To validate this statement through a practical implementation, a methodology with three main stages was presented. During the first two stages, a graph analysis platform using tools such as the Neo4J graph database and BloodHound was planned and built. This also included the design of a graph database schema and the definition of new node and edge types. To populate the graph database with data, an export and import script was created to ingest test data from a Microsoft cloud test tenant. In the last stage, the graph analytics methods were presented to identify privileged entities, and a proposal was described to measurably reduce attack paths to such entities.

The goal of this paper is to evaluate the benefits of graph-based data representation for understanding and uncovering complex entity attack paths in the Microsoft cloud. Through the work, we presented the advantages of using graphs. The presented technical approach can also be applied to other IT environments such as Google or Amazon Cloud.

Our work recorded the following key findings:

  • Attack path identification and analysis are limited by two aspects, the collected data and the implemented edges between nodes.

  • Various methods exist to query data from the Microsoft cloud, such as with the official Azure PowerShell cmdlets or directly from the Microsoft Graph REST API.

  • The data that can be queried from the Microsoft cloud is not always following the same data schema. Hence, often research is required to interpret the queried data correctly.

  • The Microsoft cloud, compared with an on-premises Active Directory, has multiple services which can make access decisions, such as Azure AD API, ARM API, MS Graph API, various cloud applications and more.

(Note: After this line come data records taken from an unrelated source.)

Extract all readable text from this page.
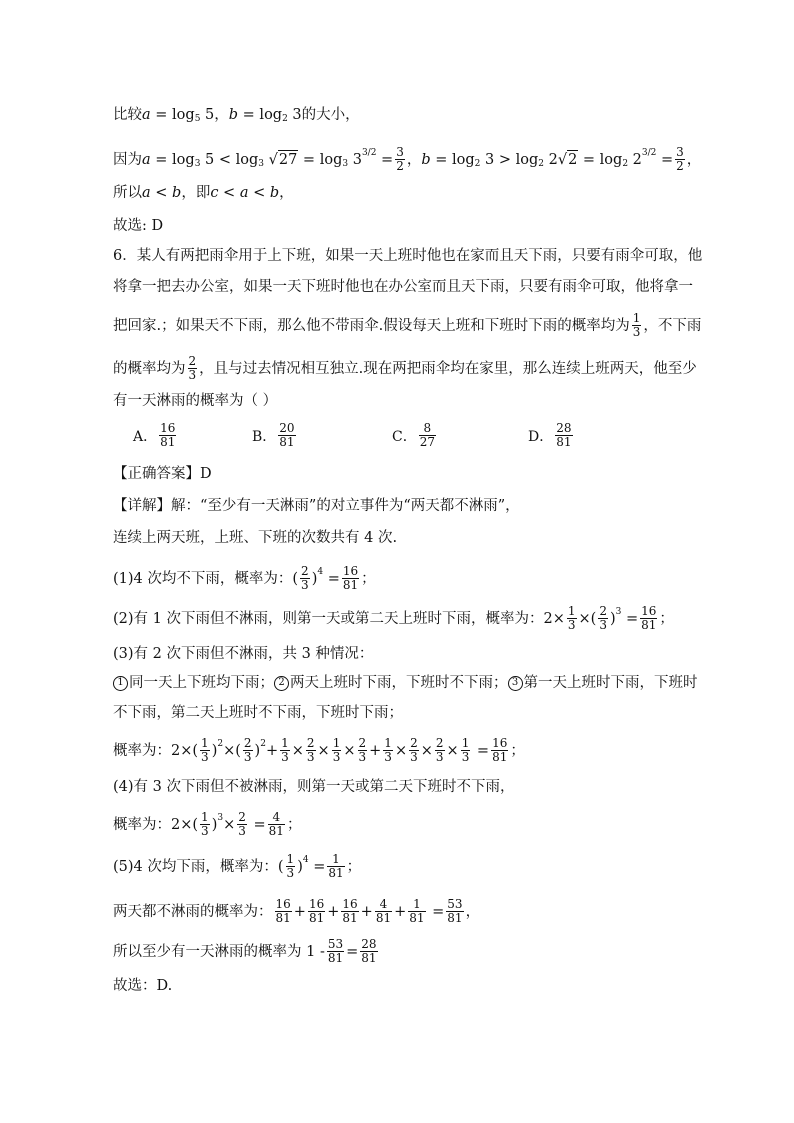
比较 a = log 5 5， b = log 2 3的大小，
因为 a = log 3 5 < log 3 √ 27 = log 3 3 $3/2 = \frac{3}{2}$ ， b = log 2 3 > log 2 2√ 2 = log 2 2 $3/2 = \frac{3}{2}$ ，
所以 a < b ，即 c < a < b ，
故选: D
6．某人有两把雨伞用于上下班，如果一天上班时他也在家而且天下雨，只要有雨伞可取，他
将拿一把去办公室，如果一天下班时他也在办公室而且天下雨，只要有雨伞可取，他将拿一
把回家.；如果天不下雨，那么他不带雨伞.假设每天上班和下班时下雨的概率均为 $\frac{1}{3}$ ，不下雨
的概率均为 $\frac{2}{3}$ ，且与过去情况相互独立.现在两把雨伞均在家里，那么连续上班两天，他至少
有一天淋雨的概率为（ ）
A． $\frac{16}{81}$	B． $\frac{20}{81}$	C． $\frac{8}{27}$	D． $\frac{28}{81}$
【正确答案】D
【详解】解：“至少有一天淋雨”的对立事件为“两天都不淋雨”，
连续上两天班，上班、下班的次数共有 4 次.
(1)4 次均不下雨，概率为： ( $\frac{2}{3}$ ) $4 = \frac{16}{81}$ ；
(2)有 1 次下雨但不淋雨，则第一天或第二天上班时下雨，概率为： $2\times \frac{1}{3}$ ×( $\frac{2}{3}$ ) $3 = \frac{16}{81}$ ；
(3)有 2 次下雨但不淋雨，共 3 种情况：
1 同一天上下班均下雨； 2 两天上班时下雨，下班时不下雨； 3 第一天上班时下雨，下班时
不下雨，第二天上班时不下雨，下班时下雨；
概率为： $2\times( \frac{1}{3}$ ) 2 ×( $\frac{2}{3}$ ) $2 + \frac{1}{3} \times \frac{2}{3} \times \frac{1}{3} \times \frac{2}{3} + \frac{1}{3} \times \frac{2}{3} \times \frac{2}{3} \times \frac{1}{3} = \frac{16}{81}$ ；
(4)有 3 次下雨但不被淋雨，则第一天或第二天下班时不下雨，
概率为： $2\times( \frac{1}{3}$ ) $3 \times \frac{2}{3} = \frac{4}{81}$ ；
(5)4 次均下雨，概率为： ( $\frac{1}{3}$ ) $4 = \frac{1}{81}$ ；
两天都不淋雨的概率为： $\frac{16}{81} + \frac{16}{81} + \frac{16}{81} + \frac{4}{81} + \frac{1}{81} = \frac{53}{81}$ ，
所以至少有一天淋雨的概率为 $1 - \frac{53}{81} = \frac{28}{81}$
故选：D.
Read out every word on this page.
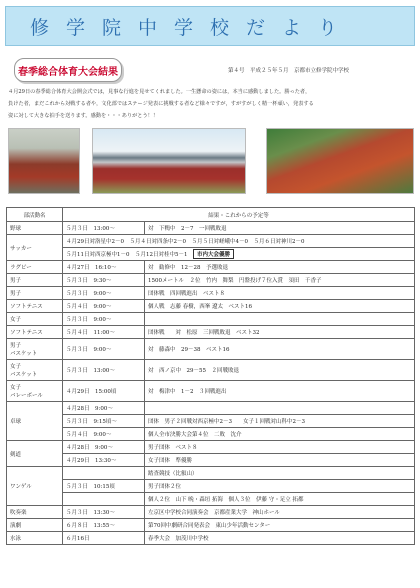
修学院中学校だより
春季総合体育大会結果	第４号　平成２５年５月　京都市立修学院中学校
４月29日の春季総合体育大会開会式では，見事な行進を見せてくれました。一生懸命の姿には，本当に感動しました。勝った者，
負けた者，まだこれから対戦する者や，文化部ではステージ発表に挑戦する者など様々ですが，すがすがしく精一杯頑い，発表する
姿に対して大きな拍手を送ります。感動を・・・ありがとう！！
部活動名	結果・これからの予定等	
野球	５月３日　13:00～	対　下鴨中　2－7　一回戦敗退
サッカー	４月29日対洛星中2－0　５月４日対四条中2－0　５月５日対嵯峨中4－0　５月６日対神川2－0	
	５月11日対西京極中1－0　５月12日対桂中5－1　 市内大会優勝	
ラグビー	４月27日　16:10～	対　勧修中　12－28　予選敗退
男子	５月３日　9:30～	1500メートル　２位　竹内　舞梨　円盤投げ７位入賞　須田　千香子
男子	５月３日　9:00～	団体戦　四回戦進出　ベスト８
ソフトテニス	５月４日　9:00～	個人戦　志藤 春樹，西峯 遼太　ベスト16
女子	５月３日　9:00～	
ソフトテニス	５月４日　11:00～	団体戦　　対　松原　三回戦敗退　ベスト32
男子
バスケット	５月３日　9:00～	対　藤森中　29－38　ベスト16
女子
バスケット	５月３日　13:00～	対　西ノ京中　29－55　２回戦敗退
女子
バレーボール	４月29日　15:00頃	対　梅津中　1－2　３回戦進出
卓球	４月28日　9:00～	
	５月３日　9:15頃～	団体　男子２回戦対西京極中2－3　　女子１回戦対山科中2－3
	５月４日　9:00～	個人全市決勝大会第４位　二敗　沈介
剣道	４月28日　9:00～	男子団体　ベスト８
	４月29日　13:30～	女子団体　準優勝
ワンゲル		踏査競技（比叡山）
	５月３日　10:15頃	男子団体２位
		個人２位　山下 晩・森垣 拓海　個人３位　伊藤 守・足立 拓都
吹奏楽	５月３日　13:30～	左京区中学校合同演奏会　京都産業大学　神山ホール
演劇	６月８日　13:55～	第70回中劇研合同発表会　東山少年活動センター
水泳	６月16日	春季大会　加茂川中学校
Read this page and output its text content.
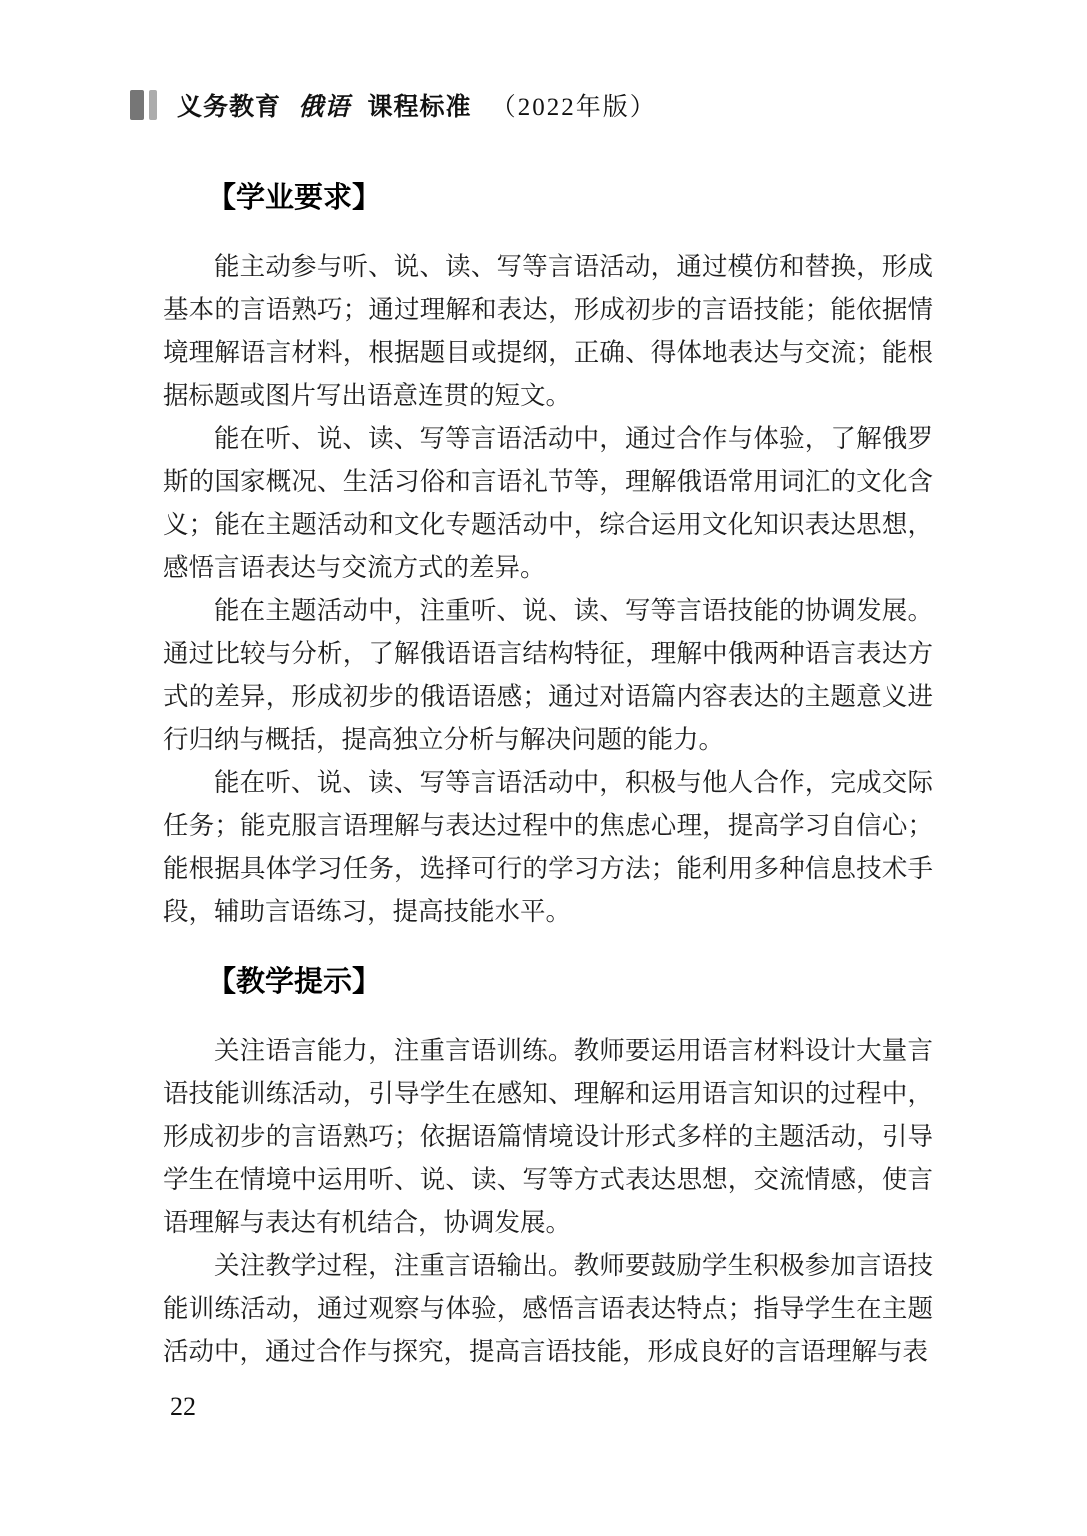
义务教育 俄语 课程标准 （2022年版）
【学业要求】

能主动参与听、说、读、写等言语活动，通过模仿和替换，形成基本的言语熟巧；通过理解和表达，形成初步的言语技能；能依据情境理解语言材料，根据题目或提纲，正确、得体地表达与交流；能根据标题或图片写出语意连贯的短文。

能在听、说、读、写等言语活动中，通过合作与体验，了解俄罗斯的国家概况、生活习俗和言语礼节等，理解俄语常用词汇的文化含义；能在主题活动和文化专题活动中，综合运用文化知识表达思想，感悟言语表达与交流方式的差异。

能在主题活动中，注重听、说、读、写等言语技能的协调发展。通过比较与分析，了解俄语语言结构特征，理解中俄两种语言表达方式的差异，形成初步的俄语语感；通过对语篇内容表达的主题意义进行归纳与概括，提高独立分析与解决问题的能力。

能在听、说、读、写等言语活动中，积极与他人合作，完成交际任务；能克服言语理解与表达过程中的焦虑心理，提高学习自信心；能根据具体学习任务，选择可行的学习方法；能利用多种信息技术手段，辅助言语练习，提高技能水平。

【教学提示】

关注语言能力，注重言语训练。教师要运用语言材料设计大量言语技能训练活动，引导学生在感知、理解和运用语言知识的过程中，形成初步的言语熟巧；依据语篇情境设计形式多样的主题活动，引导学生在情境中运用听、说、读、写等方式表达思想，交流情感，使言语理解与表达有机结合，协调发展。

关注教学过程，注重言语输出。教师要鼓励学生积极参加言语技能训练活动，通过观察与体验，感悟言语表达特点；指导学生在主题活动中，通过合作与探究，提高言语技能，形成良好的言语理解与表

22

Visualising these access decisions in the form of edges in a Graph can uncover the complexity of a Microsoft cloud environment.

5.1 Future work

The edges and nodes that were implemented during this research were just a start and can be extended with many more use cases. New nodes could be added in regard to Azure ARM, such as storage accounts, Azure functions, Azure logic apps, network components and many more. New edges could be added as well between the already implemented nodes, such as key vault access permissions, app role permissions, Azure AD roles and so on. Summarised, the Microsoft cloud is continuously changing as new features are added; thus, the iteration of finding new attack paths is an ongoing task. In addition, the generation of attack graphs and the identification of relevant attack paths are a manual process that would benefit from automation. In future research, we can look into automating this procedure and ranking the identified attack paths based on relevancy using graph algorithms.

Moreover, the BloodHound extensions that were added during this research would require further adaptations. These include the modification of the import functionality in the BloodHound web GUI and the adaptation in general of the web GUI to support the newly added node types. After these changes are completed, we foresee a release of the modified BloodHound version to the public. This would benefit anyone that is interested in using graphs to assess their Azure AD tenant. Furthermore, we are committed to run a comparative analysis study using our approach against existing methods, which should offer a better understanding of the limitations and advantages of our approach. Careful consideration will be given to important factors such as the scope of the analysis, the criteria for evaluation, and the source of the data.